We expect Modi 2.0 to focus on growth revival and to revive the animal spirits in the economy. The benefits of structural reforms of the first term will be reaped in this term. Rural consumption, private investments, and liquidity issues in the economy need the government’s immediate attention, in our view. From a market viewpoint, we expect the new administration to address the issues concerning rural consumption moderation and NBFC (non-banking financial company) liquidity stress while continuing to prioritise infrastructure investments. This will provide a strong backdrop for bullish market sentiments.
Do you think markets are fairly valued at current levels? If not what should they be valued at?
We do believe that, at 20x FY20 Nifty EPS, the market is fairly valued. However, positive sentiments post the massive and unprecedented verdict for Narendra Modi can stretch the valuations further. If FII flows continue to remain robust and domestic flows see pick-up, then sentiment and liquidity can overweigh valuations in the short term.
What are you Nifty and Sensex targets for December 2019?
We do not have an index-based target but if current valuations were to sustain, then in December 2019, we will be looking at Dec’20/Mar’21 EPS. Applying similar 20x multiple, we get a target of around 13,000 for Nifty.
The election outcome is as anticipated by the markets. Do you think this is a good time to buy, or should investors wait for the markets to consolidate? What are your top five stocks pick in the current scenario?
We do not believe that timing the market makes a big difference in the long term returns of a retail investor portfolio. Investments should be done in a consistent and systematic manner with a sharp focus on asset allocation. Our top five picks are SBI, ICICI BANK, TITAN, L&T, and NTPC.
PSU Banks are on a high since Modi's win. Do you think the RBI will reduce repo rates in its June meeting? Also, what are your top picks in the sector?
We do expect the RBI to cut repo rates in the forthcoming policy. Our top PSU Bank pick is SBI.
What should be the top priority for any investor in the current scenario and what kind of stock should be preferred?
Stock selection criterion should be centered around earnings visibility, quality of management, growth longevity, and valuations. In the current circumstances, we expect cyclicals like financials and quality industrials to do well.
Which sectors do you think will outperform under the new Modi regime and why?
We like financials, consumer staples, discretionary consumption, industrials and IT. Financials will benefit from the turnaround in asset quality cycle, market share gains from NBFCs and revival in credit growth. Consumption remains a structural story and is agnostic to the government in power. We expect industrials to benefit too in this term as private capex should see gradual revival going forward. We like IT given the consistent earnings growth, reasonable valuations and strong cash returns to shareholders via buybacks/dividends.
What are the top challenges for the Modi government?

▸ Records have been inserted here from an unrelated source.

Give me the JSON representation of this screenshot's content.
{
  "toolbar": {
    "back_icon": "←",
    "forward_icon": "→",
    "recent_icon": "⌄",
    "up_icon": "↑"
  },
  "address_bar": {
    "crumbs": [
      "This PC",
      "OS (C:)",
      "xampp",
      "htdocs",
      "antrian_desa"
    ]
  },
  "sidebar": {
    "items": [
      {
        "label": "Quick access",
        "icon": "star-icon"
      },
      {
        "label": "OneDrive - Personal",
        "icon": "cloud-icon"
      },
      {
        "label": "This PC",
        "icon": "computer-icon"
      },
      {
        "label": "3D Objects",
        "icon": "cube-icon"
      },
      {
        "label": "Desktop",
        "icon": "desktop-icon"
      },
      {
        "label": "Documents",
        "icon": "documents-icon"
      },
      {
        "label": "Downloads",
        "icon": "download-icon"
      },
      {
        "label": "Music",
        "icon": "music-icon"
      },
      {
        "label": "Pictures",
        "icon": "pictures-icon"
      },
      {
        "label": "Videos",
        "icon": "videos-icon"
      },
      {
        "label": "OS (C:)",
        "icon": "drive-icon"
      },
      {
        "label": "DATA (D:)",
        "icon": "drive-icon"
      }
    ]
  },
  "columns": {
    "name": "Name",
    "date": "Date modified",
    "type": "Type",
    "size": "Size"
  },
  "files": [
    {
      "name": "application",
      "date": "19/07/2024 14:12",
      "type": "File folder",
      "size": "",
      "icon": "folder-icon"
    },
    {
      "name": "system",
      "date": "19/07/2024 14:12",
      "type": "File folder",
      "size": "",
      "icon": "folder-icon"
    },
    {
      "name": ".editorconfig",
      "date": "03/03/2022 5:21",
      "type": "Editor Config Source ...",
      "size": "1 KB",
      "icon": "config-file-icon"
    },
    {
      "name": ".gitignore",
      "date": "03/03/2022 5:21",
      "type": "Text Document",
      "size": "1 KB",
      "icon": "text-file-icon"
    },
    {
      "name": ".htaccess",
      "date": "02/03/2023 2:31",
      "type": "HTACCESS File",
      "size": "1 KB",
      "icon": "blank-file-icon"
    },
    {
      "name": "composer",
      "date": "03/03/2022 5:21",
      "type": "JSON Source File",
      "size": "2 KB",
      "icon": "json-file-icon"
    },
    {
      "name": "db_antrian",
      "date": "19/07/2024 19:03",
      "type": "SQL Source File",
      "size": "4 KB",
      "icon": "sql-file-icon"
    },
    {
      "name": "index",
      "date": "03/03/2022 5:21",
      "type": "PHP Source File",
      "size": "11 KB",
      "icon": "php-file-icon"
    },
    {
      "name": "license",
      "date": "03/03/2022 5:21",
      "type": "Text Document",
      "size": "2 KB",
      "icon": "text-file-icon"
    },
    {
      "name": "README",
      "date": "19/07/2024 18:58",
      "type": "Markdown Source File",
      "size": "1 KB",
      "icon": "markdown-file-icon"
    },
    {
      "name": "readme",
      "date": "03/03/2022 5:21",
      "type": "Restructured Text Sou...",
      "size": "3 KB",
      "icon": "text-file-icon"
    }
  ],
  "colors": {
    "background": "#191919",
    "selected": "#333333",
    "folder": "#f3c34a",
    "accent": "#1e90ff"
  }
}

Reviving the private investment cycle is a key challenge and opportunity. In the short term, handling the liquidity issues is an important challenge as it has several implications for financials as well as consumption. Achieving a golden mean between inflation and rural real income growth is a structural challenge.
Mid-caps have been underperforming for the last 18 months. Do you think the time for these stocks is back and they will outperform large caps soon?

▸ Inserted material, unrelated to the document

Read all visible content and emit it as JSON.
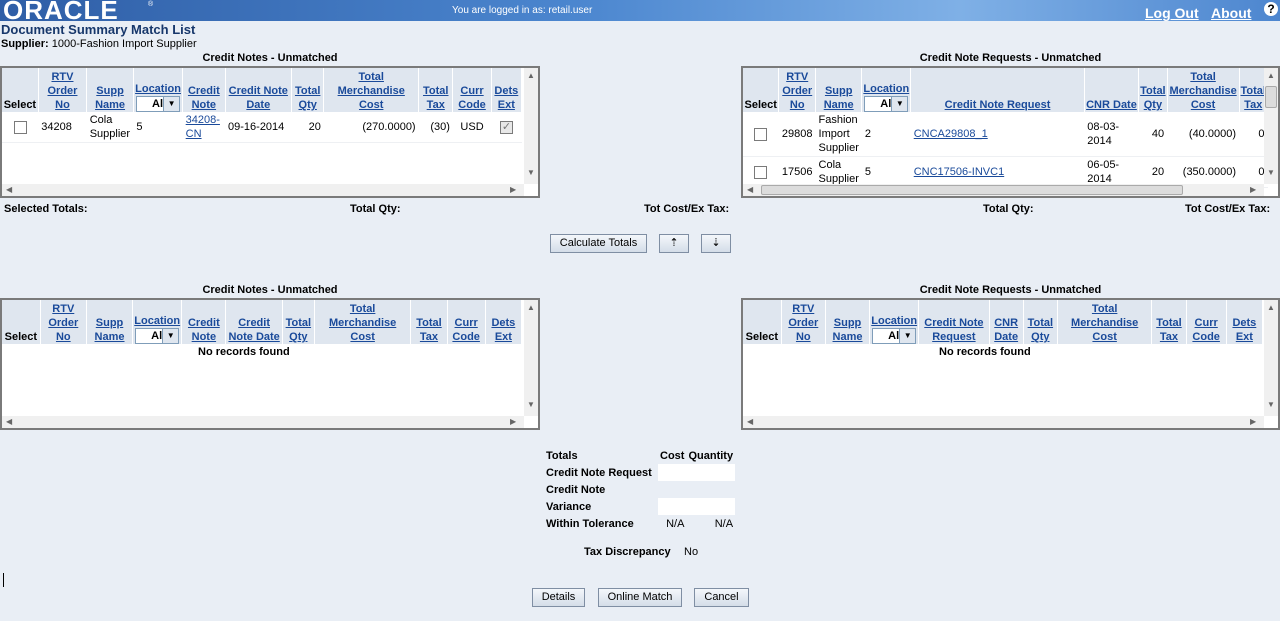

We expect mid-caps to outperform large-caps as we believe revival in sentiment and expected improvement in flows augur well for mid-caps. Valuation discount and underperformance versus large-caps do provide a good bottom-up opportunity in mid-caps.
How much of an effect the US-China trade worries will have on the Indian markets. What other global factors should one look out for?
It will dominate the global sentiment and flows and in an increasingly connected world, India cannot remain immune to the vagaries of global events. Other global factors that one should keep an eye on include crude oil prices, US Fed policy rates, and Chinese economic growth moderation (implication for commodity prices).